November 13, 2014, 4:30 p.m. — Joe Bullet (1971)
Joe Bullet
1971. South Africa. Directed by Louis de Witt. Produced by Tonie van der Merwe. With Ken Gampu, Abigail Kubeka, Cocky “Two Bull” Tlhotlhalemaje. Each edition of To Save and Project sheds light on a forgotten chapter of cinema history, and this year’s festival is no exception. Joe Bullet was the first South African film with an all-black cast, a Blaxploitation-inspired action movie intended solely for black audiences in the townships.
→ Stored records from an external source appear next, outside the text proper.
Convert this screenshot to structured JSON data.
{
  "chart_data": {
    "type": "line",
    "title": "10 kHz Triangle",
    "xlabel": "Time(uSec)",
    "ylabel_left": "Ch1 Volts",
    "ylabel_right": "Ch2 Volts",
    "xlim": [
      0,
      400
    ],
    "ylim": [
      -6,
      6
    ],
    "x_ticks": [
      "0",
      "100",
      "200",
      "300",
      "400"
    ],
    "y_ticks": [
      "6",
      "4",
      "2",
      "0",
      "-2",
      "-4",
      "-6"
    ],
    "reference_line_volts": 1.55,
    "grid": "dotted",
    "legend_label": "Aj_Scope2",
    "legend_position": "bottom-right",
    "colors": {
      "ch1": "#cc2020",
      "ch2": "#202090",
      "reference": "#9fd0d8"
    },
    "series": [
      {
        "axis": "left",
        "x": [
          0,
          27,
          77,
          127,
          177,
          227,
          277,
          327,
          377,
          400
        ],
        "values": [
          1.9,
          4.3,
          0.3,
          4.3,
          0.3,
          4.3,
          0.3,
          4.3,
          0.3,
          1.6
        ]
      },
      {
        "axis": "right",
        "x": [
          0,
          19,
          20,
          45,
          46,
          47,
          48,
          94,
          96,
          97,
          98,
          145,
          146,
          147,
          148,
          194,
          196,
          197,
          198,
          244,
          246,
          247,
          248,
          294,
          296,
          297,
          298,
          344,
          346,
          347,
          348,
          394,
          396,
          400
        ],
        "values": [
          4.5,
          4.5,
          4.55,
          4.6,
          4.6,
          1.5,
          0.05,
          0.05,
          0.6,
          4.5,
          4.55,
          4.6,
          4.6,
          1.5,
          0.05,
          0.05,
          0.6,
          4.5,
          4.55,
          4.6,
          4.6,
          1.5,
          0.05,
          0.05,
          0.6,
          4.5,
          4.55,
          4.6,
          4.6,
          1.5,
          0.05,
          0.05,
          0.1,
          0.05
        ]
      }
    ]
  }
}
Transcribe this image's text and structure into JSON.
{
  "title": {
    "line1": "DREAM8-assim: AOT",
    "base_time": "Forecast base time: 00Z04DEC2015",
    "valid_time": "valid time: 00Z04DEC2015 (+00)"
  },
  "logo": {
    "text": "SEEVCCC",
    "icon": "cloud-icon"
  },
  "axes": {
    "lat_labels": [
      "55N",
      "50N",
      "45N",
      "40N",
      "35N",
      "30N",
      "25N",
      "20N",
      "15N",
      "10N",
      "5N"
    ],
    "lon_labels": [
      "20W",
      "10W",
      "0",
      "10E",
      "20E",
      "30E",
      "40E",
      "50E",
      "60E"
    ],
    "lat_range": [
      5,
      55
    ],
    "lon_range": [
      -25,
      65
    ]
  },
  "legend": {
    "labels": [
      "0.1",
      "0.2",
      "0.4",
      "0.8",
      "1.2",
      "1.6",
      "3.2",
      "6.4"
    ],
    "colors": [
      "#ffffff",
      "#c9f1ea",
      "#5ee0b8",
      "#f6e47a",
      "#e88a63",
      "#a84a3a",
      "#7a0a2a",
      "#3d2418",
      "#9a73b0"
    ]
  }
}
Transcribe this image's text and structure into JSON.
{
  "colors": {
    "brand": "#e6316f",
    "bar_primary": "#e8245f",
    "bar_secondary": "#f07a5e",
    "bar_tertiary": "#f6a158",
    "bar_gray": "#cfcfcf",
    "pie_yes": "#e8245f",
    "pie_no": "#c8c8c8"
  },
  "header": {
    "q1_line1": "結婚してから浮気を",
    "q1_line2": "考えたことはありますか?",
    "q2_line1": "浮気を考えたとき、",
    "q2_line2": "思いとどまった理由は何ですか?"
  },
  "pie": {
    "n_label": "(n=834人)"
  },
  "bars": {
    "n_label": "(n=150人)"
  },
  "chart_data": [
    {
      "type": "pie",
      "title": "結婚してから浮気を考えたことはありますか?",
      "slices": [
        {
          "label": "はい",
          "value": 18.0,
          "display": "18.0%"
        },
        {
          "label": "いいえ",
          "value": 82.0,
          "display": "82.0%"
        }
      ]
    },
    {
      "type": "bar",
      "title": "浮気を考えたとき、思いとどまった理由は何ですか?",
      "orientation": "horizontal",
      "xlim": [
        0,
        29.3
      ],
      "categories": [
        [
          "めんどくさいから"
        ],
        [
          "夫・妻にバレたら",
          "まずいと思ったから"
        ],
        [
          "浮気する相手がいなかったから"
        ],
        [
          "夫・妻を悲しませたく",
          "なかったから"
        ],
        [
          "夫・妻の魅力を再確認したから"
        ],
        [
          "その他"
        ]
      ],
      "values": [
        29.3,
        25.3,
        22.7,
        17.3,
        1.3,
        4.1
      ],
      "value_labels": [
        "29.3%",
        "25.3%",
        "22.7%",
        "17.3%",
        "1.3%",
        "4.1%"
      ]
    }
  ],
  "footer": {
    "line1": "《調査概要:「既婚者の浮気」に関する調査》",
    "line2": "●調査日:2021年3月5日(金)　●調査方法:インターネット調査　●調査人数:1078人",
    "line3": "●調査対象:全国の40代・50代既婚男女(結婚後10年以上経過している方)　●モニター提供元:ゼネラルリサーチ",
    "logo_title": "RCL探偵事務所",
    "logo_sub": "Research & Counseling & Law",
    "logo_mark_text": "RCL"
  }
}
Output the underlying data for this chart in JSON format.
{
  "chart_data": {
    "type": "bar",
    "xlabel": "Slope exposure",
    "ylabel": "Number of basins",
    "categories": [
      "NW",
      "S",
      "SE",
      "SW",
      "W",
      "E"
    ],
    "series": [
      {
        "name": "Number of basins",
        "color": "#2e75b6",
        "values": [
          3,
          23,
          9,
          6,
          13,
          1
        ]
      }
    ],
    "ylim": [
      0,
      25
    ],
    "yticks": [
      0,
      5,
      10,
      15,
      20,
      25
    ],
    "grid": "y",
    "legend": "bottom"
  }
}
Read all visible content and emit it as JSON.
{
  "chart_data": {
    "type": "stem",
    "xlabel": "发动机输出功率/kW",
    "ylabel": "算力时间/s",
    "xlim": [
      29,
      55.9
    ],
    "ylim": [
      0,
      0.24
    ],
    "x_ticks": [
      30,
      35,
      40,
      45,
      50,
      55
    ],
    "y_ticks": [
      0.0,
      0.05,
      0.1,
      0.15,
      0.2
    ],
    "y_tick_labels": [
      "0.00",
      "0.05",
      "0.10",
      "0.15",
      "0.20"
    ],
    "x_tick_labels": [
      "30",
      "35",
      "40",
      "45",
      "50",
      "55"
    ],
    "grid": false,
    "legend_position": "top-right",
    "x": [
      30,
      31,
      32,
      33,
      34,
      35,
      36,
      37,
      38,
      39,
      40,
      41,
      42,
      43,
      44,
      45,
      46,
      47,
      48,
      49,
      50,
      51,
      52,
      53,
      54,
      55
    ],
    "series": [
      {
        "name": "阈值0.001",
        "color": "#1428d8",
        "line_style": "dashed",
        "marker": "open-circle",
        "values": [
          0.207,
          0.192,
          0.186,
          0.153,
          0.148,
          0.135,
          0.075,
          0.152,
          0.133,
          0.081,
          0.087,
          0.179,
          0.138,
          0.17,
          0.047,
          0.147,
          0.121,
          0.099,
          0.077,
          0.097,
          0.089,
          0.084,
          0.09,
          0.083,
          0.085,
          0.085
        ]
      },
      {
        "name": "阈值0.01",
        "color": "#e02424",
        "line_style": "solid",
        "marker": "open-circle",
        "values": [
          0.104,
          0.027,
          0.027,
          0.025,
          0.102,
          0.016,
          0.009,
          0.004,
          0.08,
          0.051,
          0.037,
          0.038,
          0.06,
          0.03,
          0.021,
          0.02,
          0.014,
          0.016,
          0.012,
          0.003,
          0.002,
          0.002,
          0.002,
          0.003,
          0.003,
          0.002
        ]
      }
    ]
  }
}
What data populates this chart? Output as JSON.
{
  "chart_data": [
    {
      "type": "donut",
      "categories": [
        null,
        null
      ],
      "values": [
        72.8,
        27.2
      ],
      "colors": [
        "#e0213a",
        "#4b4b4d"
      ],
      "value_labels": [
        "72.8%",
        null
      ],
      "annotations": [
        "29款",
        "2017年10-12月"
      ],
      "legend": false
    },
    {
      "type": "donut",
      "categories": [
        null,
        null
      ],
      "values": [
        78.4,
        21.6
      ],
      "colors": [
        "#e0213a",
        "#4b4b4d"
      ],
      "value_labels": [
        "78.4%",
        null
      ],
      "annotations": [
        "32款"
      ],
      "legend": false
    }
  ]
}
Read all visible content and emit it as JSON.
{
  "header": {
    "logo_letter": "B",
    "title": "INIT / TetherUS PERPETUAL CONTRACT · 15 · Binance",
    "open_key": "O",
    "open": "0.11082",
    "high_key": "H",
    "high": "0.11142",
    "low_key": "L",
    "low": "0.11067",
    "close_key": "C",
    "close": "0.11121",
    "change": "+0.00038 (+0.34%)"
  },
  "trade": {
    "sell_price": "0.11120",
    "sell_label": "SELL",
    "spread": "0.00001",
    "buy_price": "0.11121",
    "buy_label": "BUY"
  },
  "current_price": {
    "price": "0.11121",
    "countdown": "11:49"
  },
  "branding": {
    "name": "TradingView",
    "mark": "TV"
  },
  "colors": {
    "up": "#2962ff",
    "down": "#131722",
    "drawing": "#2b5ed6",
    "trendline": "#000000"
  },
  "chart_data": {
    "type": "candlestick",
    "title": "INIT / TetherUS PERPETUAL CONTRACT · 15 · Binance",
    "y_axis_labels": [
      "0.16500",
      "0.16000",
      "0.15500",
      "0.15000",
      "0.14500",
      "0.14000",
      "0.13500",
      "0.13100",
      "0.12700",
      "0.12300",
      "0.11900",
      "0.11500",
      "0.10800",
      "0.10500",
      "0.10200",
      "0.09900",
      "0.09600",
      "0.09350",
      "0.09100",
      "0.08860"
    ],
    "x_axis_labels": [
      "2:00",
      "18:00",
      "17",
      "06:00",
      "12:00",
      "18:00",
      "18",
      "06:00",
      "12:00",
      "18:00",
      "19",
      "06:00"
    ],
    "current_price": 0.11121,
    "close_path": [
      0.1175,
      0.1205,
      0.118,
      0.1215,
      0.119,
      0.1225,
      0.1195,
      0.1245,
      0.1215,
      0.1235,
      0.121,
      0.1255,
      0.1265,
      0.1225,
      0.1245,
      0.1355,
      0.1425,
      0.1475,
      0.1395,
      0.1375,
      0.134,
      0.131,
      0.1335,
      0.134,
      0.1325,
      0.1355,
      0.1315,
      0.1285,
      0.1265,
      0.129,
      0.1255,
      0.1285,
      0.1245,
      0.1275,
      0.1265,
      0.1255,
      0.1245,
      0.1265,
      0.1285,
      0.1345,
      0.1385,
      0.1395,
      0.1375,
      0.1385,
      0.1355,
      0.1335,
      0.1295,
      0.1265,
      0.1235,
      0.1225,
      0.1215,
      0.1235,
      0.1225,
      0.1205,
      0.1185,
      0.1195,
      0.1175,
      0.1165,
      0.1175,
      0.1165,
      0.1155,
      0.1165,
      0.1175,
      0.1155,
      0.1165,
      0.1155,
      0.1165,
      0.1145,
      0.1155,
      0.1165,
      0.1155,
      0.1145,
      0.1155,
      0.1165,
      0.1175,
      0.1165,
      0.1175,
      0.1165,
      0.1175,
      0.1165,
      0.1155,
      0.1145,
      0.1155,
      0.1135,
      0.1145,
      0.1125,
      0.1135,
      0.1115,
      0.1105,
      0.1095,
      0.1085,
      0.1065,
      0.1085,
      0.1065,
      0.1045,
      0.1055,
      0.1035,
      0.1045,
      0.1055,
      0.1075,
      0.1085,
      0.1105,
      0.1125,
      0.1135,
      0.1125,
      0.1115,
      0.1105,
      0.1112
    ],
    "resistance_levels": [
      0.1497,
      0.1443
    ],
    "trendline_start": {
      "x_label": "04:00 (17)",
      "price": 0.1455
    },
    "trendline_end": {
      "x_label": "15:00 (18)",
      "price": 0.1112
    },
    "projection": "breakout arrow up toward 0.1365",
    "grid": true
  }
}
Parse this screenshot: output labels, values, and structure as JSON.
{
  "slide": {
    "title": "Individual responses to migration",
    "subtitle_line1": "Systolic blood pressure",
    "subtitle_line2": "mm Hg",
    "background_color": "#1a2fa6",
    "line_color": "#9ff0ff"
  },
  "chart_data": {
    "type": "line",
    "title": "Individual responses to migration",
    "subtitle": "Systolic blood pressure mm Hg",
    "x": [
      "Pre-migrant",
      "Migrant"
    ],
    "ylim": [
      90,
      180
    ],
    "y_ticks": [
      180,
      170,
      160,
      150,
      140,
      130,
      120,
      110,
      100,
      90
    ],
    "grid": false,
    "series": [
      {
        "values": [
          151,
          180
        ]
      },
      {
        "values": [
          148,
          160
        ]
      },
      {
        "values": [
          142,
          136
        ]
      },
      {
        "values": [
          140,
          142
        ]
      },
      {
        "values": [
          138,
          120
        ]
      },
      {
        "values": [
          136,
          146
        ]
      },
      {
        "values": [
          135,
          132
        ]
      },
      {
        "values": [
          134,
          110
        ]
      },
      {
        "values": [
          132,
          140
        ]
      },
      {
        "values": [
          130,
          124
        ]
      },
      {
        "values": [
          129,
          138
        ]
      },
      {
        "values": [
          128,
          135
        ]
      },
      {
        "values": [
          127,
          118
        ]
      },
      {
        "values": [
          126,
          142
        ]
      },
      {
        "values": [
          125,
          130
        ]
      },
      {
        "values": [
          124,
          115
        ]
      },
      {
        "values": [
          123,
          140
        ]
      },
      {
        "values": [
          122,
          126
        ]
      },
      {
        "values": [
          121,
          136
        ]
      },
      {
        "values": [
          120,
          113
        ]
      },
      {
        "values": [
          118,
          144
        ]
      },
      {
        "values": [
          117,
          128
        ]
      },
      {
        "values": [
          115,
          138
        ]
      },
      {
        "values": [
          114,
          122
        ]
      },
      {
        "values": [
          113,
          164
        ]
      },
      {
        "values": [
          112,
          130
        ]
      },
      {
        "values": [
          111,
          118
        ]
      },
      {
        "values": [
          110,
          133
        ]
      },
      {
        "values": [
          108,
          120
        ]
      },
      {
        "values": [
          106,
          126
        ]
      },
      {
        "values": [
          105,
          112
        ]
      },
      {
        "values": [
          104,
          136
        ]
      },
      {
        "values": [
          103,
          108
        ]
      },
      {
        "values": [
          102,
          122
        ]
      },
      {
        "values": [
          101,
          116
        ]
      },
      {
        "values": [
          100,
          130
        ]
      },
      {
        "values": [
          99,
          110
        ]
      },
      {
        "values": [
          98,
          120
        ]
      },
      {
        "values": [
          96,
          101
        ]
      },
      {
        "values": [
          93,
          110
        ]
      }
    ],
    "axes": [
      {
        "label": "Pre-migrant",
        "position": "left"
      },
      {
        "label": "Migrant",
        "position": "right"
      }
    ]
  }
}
Johannesburg’s answer to Shaft, Joe Bullet uses street smarts, karate chops, and an arsenal of weapons and explosives to root out corruption. The image of a gun-toting black hero who liked fast cars and quick(witted) women proved so unsettling to censors that they banned Joe Bullet after only two screenings. Nonetheless, producer-director Tonie van der Merwe was able to convince government authorities to create a subsidy for black films, and for the next two decades, roughly 25 filmmakers made more than 1,600 so-called B-scheme movies—films that, unlike the promise of Joe Bullet, seemed to many critics to reinforce the apartheid system of segregation and obedience. Thanks to Benjamin Cowley, the chief executive of Gravel Road Entertainment, 25 of these films have been rediscovered and digitally preserved through the Gravel Road African Film Legacy (GRAFL) Initiative by the Waterfront Film Studios in Cape Town. 79 min.